Sprint by sprint, they were making their way closer to the cathedral. Closer to
freeing their tribe.

When they
sprinted on and pressed their backs against the next chimney along, Alex felt
something around the corner tap against his arm. Looking down, he saw a spindly
silver leg around the curve of the wall. The spider took a sudden interest,
crawling out from inside the structure to investigate. Alex panicked and dragged
the spider out from the entrance, and tore it limb from limb. It was a noisy
execution; Tabitha helped him finish it off quickly with her claws. They looked
around the meadow once the thing was dead, half expecting to have been heard by
something. But the coast was clear. Alex grinned at her and sighed with relief.

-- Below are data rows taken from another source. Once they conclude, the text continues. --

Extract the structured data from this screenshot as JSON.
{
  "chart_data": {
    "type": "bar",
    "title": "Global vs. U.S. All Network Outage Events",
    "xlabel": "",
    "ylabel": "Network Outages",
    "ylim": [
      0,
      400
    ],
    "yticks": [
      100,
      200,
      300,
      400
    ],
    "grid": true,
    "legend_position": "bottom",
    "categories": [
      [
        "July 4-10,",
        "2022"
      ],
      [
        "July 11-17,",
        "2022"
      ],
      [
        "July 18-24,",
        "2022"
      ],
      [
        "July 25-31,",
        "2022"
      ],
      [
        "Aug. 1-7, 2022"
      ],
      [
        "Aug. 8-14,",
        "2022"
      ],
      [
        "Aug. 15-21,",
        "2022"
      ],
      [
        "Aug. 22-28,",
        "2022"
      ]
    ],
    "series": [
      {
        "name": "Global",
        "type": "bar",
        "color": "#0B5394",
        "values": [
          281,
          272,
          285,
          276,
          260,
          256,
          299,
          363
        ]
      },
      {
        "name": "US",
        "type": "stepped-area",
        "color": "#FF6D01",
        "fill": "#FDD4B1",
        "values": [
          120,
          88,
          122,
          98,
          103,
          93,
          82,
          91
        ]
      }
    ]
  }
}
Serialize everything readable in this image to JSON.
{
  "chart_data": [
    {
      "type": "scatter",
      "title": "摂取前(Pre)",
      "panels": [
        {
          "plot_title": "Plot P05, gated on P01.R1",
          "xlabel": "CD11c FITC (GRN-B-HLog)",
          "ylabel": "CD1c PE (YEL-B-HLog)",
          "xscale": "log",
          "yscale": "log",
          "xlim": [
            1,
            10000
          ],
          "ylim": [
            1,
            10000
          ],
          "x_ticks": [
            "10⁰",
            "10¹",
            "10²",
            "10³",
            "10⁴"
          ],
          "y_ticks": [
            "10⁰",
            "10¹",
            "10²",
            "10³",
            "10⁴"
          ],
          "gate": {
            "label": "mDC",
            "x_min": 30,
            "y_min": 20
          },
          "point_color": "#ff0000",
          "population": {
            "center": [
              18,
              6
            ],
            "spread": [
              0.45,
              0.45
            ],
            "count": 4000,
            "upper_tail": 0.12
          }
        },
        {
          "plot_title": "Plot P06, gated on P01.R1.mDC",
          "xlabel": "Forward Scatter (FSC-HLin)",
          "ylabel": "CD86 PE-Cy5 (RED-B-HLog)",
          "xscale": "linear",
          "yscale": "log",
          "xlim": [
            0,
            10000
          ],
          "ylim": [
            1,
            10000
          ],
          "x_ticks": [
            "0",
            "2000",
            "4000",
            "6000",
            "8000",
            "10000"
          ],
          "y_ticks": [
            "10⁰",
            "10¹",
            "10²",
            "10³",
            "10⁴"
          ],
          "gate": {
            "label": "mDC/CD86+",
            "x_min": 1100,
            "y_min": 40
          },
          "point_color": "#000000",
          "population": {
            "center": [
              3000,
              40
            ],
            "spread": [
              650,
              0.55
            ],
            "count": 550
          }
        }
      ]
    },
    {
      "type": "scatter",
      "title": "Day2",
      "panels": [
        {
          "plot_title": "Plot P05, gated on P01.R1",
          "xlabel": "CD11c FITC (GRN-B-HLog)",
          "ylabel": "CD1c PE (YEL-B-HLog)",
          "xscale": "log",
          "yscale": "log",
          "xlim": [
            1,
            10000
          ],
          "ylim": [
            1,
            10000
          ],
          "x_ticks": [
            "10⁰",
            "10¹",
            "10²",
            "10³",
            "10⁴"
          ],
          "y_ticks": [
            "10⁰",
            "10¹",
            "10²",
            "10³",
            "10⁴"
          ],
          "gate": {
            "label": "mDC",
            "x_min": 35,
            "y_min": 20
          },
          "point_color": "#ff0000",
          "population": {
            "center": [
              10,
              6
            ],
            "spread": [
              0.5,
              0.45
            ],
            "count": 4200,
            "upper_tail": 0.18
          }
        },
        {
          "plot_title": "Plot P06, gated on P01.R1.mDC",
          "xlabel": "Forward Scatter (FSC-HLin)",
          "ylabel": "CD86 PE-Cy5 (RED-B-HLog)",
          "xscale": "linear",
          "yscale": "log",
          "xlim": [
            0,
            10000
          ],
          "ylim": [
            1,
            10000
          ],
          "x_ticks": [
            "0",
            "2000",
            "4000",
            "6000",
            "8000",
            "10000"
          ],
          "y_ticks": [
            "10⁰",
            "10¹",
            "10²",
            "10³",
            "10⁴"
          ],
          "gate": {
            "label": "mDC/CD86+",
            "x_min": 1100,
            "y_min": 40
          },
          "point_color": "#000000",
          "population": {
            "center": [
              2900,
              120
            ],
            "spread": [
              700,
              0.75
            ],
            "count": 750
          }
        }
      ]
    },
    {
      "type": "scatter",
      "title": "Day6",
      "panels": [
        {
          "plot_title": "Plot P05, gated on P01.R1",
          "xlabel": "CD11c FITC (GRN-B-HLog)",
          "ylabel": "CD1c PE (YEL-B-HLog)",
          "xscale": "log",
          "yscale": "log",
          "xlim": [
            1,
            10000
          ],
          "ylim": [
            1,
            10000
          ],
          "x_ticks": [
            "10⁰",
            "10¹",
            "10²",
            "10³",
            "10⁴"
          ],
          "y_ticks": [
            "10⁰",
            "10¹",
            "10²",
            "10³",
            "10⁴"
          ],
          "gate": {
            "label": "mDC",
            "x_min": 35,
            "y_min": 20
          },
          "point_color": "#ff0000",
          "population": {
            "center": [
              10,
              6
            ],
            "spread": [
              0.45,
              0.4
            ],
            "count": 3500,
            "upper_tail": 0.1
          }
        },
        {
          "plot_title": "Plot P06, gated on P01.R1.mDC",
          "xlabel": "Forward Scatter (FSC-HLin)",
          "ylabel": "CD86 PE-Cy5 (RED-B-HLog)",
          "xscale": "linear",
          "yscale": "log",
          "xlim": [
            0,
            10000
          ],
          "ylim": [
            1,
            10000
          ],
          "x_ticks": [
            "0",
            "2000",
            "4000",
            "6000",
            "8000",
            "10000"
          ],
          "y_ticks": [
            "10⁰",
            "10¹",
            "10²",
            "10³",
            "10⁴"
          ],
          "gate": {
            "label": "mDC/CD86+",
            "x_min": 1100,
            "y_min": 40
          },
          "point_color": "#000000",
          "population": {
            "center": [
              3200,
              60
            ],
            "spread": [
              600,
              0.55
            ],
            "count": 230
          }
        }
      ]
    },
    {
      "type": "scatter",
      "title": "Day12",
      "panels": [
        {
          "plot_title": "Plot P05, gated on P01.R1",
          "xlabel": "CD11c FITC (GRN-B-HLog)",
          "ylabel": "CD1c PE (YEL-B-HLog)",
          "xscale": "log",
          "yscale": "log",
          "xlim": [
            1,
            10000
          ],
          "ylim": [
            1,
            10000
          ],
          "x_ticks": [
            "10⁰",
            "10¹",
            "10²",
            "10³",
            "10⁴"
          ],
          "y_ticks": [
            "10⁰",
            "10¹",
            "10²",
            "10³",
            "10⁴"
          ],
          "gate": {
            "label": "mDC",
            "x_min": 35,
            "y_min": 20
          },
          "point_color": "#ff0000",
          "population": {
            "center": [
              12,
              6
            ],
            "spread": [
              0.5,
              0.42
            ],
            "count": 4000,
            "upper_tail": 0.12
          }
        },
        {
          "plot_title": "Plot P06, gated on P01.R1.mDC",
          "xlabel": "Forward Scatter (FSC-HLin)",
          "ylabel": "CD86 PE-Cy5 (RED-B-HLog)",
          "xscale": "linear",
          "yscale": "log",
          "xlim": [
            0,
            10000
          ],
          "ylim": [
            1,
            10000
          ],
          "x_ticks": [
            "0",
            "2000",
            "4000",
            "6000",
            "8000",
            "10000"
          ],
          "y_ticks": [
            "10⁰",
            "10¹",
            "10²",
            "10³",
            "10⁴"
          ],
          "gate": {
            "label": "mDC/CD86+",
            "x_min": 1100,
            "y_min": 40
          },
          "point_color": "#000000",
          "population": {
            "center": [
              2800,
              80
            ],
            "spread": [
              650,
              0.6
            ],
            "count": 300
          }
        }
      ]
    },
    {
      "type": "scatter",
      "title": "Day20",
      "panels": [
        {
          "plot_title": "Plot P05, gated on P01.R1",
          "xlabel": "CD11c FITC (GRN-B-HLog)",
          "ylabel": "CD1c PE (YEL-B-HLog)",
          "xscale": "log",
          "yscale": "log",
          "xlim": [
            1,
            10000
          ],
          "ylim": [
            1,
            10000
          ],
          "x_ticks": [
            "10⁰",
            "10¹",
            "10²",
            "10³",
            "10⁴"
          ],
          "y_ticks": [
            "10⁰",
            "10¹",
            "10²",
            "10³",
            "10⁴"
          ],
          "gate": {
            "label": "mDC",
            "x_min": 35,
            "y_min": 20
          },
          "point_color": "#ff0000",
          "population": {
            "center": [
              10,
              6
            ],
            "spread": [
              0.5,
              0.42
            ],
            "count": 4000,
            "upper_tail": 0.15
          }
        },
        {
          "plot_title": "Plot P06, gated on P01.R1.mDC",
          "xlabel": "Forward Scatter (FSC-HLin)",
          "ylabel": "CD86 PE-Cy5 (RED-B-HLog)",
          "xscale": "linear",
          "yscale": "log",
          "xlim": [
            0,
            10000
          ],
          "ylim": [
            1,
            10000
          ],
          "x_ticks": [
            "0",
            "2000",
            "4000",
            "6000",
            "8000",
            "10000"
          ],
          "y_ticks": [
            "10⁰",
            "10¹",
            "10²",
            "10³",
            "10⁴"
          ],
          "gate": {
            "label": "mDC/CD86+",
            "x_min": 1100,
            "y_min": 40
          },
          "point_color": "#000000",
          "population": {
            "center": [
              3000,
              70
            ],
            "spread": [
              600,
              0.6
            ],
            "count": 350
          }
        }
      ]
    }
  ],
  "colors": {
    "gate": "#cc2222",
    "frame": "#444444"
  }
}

He dropped the spider’s body and it clanked loudly against a jagged lump of
brick buried in the moss. Tabitha’s heart froze. They looked around, petrified,
as the sharp clanking sound rang out across the meadow.

‘In here,
quick!’ Tabitha whispered, running into the hollow chamber inside the towering
windmill power plant beside them. There was a gentle glow in here, almost
eerie. It was a walled garden; feathery white fronds were growing all over the
walls. Dotted everywhere were little crystalline bird nests, growing seeds and
plants that Tabitha already recognised. Feeding on power from the chimney walls
around them. So this was where it all started; places like this grew armies.
Alex tapped her shoulder and pointed at something deeper inside the chamber.
Tabitha looked and jumped. It was one of the black monsters, standing like a
hellish statue amongst vast writhing leaves. A towering horror, frozen in time.
It was growing from the roots of the chimney itself; a monstrous black fruit
not yet come to life. Tabitha stepped closer despite herself, drawn to the huge
terrifying energy she felt around it. The
statued
abomination
moved a little, cracking and rustling in the rubbery metal
leaves. Alex and Tabitha looked at one another and backed away carefully.